= Thomas Vane =

English Anglican priest and Catholic convert

Thomas Vane (born 1599/1600) was an English priest who, having been appointed Chaplain Extraordinary to King Charles I, later converted to Roman Catholicism.

==Life==
Vane was born in Kent. He matriculated at Jesus College, Oxford on 26 April 1616, aged 16, then transferred to Christ's College, Cambridge (B.A 1620, M.A. 1623, D.D. 1640). Having taken Anglican orders when he was ordained deacon and priest in Peterborough in April 1621, he was made chaplain extraordinary to Charles I and rector of Crayford in 1626. On becoming a Catholic, he resigned these preferments, and went with his wife to Paris, where he practised as a physician, taking the degree of M.D. there or at some other foreign university. At Paris he wrote an account of his conversion, the preface being dated 4 August 1642, which was published in 1643 under the title, A Lost Sheep returned Home: or the Motives of the Conversion of Thomas Vane.
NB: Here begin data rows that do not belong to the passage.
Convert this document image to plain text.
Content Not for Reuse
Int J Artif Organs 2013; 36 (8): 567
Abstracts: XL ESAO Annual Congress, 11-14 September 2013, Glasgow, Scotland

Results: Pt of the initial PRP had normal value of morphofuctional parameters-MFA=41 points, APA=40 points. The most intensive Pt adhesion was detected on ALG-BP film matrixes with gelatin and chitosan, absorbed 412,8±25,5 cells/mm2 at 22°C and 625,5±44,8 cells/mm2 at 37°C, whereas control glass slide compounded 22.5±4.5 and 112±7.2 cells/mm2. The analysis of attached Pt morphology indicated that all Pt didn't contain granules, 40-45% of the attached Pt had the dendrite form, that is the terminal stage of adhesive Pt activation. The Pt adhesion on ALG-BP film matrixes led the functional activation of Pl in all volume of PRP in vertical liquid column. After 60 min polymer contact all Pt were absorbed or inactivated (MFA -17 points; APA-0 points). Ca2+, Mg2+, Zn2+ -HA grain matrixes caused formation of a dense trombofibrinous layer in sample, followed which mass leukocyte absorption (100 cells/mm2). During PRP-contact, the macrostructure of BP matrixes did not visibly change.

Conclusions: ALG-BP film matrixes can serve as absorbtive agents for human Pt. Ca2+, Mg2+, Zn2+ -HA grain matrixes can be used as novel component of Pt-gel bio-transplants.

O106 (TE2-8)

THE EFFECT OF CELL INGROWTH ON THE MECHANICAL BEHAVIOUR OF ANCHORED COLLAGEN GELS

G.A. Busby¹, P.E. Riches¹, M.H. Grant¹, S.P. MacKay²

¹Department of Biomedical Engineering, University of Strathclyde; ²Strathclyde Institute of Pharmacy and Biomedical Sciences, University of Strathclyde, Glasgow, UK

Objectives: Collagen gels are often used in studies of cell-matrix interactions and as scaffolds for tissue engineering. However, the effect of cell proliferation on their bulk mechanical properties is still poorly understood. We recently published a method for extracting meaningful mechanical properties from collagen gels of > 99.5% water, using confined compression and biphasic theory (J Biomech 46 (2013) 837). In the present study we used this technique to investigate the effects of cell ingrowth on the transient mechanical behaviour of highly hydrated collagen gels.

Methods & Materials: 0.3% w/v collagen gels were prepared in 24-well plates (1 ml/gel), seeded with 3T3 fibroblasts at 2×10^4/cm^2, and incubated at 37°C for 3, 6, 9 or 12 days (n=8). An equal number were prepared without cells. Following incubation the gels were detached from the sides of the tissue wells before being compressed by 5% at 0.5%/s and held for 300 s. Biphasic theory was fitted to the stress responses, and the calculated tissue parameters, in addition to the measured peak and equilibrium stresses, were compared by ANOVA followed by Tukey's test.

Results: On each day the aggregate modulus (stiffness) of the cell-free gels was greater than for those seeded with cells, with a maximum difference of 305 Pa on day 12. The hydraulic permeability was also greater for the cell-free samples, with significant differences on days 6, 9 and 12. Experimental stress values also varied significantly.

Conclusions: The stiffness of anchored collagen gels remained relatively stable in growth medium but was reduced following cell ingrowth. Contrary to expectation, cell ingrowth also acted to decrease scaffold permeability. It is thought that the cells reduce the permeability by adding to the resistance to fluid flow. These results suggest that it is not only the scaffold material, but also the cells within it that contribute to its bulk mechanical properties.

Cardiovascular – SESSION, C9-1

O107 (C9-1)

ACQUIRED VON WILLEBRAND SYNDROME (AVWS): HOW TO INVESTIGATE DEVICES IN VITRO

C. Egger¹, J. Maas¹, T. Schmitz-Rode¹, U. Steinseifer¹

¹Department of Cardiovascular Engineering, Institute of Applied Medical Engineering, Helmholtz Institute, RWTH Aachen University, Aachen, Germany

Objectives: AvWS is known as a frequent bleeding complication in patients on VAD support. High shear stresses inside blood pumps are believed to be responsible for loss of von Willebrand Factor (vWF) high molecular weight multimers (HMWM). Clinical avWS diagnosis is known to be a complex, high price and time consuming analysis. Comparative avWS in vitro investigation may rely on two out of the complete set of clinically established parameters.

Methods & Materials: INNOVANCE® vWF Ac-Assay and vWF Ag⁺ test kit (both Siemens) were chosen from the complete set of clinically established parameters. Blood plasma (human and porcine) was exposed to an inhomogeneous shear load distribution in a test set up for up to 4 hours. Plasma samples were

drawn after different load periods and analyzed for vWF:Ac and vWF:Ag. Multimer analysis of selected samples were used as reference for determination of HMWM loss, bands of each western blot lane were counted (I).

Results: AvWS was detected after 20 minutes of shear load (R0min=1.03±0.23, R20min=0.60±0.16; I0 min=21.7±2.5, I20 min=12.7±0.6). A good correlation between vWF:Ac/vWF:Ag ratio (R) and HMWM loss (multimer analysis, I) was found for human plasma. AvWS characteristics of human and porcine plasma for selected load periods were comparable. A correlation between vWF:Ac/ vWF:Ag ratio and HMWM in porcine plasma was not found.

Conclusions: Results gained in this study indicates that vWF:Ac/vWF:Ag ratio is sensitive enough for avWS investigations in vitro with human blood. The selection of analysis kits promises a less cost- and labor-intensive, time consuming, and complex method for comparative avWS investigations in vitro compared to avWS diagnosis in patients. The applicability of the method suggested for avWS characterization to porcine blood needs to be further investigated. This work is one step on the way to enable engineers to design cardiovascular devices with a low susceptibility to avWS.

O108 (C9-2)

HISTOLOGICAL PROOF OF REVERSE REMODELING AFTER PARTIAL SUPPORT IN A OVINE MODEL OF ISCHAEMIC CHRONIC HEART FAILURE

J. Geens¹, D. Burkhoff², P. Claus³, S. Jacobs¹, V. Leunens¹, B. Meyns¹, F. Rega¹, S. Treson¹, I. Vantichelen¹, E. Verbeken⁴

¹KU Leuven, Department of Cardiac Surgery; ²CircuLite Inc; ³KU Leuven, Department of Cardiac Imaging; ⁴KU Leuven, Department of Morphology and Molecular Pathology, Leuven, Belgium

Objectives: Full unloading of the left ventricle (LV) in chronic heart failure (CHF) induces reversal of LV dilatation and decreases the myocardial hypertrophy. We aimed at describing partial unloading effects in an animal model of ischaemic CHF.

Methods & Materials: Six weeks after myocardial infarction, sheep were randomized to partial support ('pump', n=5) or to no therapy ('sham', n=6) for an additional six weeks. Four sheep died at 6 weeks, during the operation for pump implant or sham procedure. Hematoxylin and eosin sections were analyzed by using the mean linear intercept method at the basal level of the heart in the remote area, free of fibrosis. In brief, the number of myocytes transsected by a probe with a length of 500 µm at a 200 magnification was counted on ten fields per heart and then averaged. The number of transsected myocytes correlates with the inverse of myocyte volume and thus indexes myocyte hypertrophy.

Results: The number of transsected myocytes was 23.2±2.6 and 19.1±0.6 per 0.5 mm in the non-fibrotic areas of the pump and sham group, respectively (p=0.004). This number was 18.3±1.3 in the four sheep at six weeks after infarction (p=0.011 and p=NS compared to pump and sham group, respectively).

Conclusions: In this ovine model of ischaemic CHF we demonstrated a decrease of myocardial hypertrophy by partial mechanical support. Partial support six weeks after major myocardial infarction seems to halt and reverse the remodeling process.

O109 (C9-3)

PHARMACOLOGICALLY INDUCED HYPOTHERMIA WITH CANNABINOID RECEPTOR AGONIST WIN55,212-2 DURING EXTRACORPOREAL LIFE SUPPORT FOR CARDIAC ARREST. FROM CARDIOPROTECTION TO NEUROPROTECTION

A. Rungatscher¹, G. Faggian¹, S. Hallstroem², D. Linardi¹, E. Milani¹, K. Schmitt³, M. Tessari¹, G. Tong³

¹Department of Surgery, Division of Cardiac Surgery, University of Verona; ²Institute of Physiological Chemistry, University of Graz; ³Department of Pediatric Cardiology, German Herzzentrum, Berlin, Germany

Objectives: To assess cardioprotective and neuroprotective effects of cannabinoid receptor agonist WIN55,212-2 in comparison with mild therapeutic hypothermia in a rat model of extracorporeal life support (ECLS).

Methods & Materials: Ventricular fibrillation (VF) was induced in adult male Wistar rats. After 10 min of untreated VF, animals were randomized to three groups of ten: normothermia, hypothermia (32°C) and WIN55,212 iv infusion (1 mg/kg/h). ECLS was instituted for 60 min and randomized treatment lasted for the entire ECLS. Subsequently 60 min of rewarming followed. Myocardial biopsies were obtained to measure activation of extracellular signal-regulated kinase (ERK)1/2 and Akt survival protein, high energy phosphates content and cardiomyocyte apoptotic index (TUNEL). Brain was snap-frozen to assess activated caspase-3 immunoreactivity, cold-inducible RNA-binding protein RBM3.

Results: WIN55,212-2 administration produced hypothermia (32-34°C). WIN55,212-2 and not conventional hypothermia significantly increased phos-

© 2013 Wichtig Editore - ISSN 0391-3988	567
It was dedicated to Charles's Catholic queen, Henrietta Maria. This book ran through several editions and was answered by the Anglican writer Edward Chisenhall (1653). He also wrote An answer to a libel written by D. Cosens against the great Generall Councell of Laterane under Pope Innocent III (Paris, 1646), and Wisdome and Innocence or Prudence and Simplicity in the examples of the Serpent and the Dove, propounded by our Lord (s.l. 1652).

The date and place of Vane's death are unknown.